5th round, 158th pick overall: Bryce Hall, CB, Virginia
Value: Hall was my 74th ranked player overall. Seriously, he was.
Scenario: The scenario is that he was the best player on the board by a lot.
Fit: I truly feel for Bryce Hall. After he led the FBS in 2018 in passes defended, he surprisingly opted to go back to school for his senior season.
He was on everyone’s radar as a top corner in a deep class, but a significant ankle fracture ended his season and tanked his draft stock.
Not to go full doctor, something I hate doing, but this is a fracture rather than a ligament tear. It was a really bad fracture, but Hall has a great chance of getting back on the field very close to the player he once was. Let’s talk about that player.
At 6’1, 202 lbs. with long arms (32 1/4!), Hall is your ideal press corner. He disrupts receivers routes, stays in their hip pocket and does an excellent job at finding the football.
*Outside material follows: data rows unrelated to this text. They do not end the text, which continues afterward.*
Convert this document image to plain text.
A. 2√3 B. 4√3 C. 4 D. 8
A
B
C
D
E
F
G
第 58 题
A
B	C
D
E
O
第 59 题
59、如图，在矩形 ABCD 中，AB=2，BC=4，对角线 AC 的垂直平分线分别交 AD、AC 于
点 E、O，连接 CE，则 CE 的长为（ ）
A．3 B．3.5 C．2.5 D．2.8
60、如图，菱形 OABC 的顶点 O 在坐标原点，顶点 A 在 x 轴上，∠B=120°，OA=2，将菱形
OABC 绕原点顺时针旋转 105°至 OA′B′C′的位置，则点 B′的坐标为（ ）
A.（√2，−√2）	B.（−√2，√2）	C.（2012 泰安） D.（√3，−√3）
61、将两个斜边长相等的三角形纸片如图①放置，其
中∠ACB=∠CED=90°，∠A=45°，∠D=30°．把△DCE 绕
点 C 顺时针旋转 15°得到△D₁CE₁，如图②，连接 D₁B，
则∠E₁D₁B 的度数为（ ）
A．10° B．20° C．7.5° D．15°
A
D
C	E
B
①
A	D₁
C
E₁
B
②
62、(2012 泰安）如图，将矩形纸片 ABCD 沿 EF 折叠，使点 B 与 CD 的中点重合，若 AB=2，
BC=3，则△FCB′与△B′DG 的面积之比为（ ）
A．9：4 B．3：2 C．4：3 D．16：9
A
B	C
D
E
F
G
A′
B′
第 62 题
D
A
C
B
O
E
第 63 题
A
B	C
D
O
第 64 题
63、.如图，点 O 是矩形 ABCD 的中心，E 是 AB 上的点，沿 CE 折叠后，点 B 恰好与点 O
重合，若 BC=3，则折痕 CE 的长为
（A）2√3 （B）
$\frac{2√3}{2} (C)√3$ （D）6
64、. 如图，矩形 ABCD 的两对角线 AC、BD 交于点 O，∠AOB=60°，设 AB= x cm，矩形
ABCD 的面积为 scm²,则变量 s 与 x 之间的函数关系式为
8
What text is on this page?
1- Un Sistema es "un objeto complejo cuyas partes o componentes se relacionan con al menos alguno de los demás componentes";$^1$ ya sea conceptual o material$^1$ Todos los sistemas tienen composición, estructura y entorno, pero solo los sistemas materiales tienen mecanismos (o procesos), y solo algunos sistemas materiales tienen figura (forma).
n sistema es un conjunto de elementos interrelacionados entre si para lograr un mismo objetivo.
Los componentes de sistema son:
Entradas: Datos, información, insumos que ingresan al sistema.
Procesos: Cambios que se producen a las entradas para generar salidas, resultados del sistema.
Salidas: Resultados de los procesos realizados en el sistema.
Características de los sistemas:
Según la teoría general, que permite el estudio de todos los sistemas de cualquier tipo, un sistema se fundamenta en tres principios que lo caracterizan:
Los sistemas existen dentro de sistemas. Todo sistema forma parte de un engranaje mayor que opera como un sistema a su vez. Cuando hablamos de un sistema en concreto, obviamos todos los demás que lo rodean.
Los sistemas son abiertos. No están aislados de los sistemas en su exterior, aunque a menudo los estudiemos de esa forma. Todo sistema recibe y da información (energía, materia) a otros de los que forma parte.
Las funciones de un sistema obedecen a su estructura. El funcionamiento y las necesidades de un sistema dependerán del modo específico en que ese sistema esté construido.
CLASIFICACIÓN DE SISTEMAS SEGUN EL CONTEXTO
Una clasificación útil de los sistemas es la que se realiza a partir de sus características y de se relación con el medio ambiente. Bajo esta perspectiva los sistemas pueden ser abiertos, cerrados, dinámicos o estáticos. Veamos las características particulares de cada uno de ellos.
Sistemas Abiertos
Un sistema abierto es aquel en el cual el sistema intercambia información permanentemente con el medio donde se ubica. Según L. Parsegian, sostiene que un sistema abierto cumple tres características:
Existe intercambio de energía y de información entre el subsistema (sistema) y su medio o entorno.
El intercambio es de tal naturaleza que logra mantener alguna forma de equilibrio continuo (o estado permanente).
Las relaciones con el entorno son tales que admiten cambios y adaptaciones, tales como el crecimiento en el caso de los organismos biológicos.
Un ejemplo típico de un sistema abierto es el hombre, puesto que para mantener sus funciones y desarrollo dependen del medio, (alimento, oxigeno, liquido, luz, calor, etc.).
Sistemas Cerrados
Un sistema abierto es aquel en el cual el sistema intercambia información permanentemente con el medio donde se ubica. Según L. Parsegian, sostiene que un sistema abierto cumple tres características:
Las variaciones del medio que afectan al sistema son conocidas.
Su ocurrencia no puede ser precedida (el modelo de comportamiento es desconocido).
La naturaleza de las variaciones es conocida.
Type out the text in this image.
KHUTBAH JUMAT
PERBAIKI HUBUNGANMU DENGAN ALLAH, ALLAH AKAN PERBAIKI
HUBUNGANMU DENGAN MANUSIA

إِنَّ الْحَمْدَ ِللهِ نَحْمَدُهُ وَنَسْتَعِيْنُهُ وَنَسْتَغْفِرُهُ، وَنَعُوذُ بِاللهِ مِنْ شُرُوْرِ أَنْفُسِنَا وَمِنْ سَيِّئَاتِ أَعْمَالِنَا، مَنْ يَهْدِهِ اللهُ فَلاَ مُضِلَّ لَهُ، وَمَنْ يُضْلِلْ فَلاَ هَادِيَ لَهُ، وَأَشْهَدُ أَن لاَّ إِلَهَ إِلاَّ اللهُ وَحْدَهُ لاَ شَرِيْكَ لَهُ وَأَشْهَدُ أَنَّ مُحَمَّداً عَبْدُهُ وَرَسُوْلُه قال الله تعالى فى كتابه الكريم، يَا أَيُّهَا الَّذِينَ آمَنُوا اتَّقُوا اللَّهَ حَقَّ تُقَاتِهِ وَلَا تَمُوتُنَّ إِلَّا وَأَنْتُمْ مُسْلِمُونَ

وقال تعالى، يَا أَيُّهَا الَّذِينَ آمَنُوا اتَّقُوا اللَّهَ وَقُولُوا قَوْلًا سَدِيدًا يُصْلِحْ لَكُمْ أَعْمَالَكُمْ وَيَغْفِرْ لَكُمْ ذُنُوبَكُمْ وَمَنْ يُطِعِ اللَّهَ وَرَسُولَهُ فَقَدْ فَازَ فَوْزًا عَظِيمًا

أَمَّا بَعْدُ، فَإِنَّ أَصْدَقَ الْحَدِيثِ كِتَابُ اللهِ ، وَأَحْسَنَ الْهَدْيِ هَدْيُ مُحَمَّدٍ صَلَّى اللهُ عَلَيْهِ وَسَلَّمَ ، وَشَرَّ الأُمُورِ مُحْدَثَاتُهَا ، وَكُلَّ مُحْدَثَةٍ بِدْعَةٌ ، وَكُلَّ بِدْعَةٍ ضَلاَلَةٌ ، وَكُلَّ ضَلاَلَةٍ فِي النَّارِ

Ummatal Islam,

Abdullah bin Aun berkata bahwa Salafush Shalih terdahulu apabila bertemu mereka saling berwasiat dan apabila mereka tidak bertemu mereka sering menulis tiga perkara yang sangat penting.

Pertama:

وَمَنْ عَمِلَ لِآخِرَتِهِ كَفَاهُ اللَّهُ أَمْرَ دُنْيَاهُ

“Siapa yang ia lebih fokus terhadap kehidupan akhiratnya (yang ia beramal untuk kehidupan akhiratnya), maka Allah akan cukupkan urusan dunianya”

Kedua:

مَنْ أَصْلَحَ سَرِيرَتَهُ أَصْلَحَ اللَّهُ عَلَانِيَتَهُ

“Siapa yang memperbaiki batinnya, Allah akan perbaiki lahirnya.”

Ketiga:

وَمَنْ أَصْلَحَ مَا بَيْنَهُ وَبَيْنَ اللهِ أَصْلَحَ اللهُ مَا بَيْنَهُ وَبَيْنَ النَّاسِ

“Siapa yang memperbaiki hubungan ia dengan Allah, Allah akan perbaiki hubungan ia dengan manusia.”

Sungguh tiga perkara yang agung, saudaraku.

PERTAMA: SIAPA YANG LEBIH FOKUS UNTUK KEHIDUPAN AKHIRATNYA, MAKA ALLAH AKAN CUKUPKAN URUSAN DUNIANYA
His long speed remains a question, but this is the type of cornerback I think you’ll see Joe Douglas target for Gregg Williams (keep in mind Pierre Desir is also 6’1 with 33 inch arms).
I’m excited for Hall’s return to the field not only as a potential legitimate starting cornerback, but also for his comeback.
6th round, 191st pick overall: Braden Mann, P, Texas A&M
Value: I didn’t rank punters, kickers and long snappers this year. I will do better in the future.
Scenario: Lach Edwards has not been good.
Fit: If you’re going to draft a specialist, just make sure they are really good. Braden Mann is one of the best college punters I have ever seen. He can legitimately flip the field and even gets in the mix as a tackler (please don’t get hurt, the Jets had to punt a lot last year).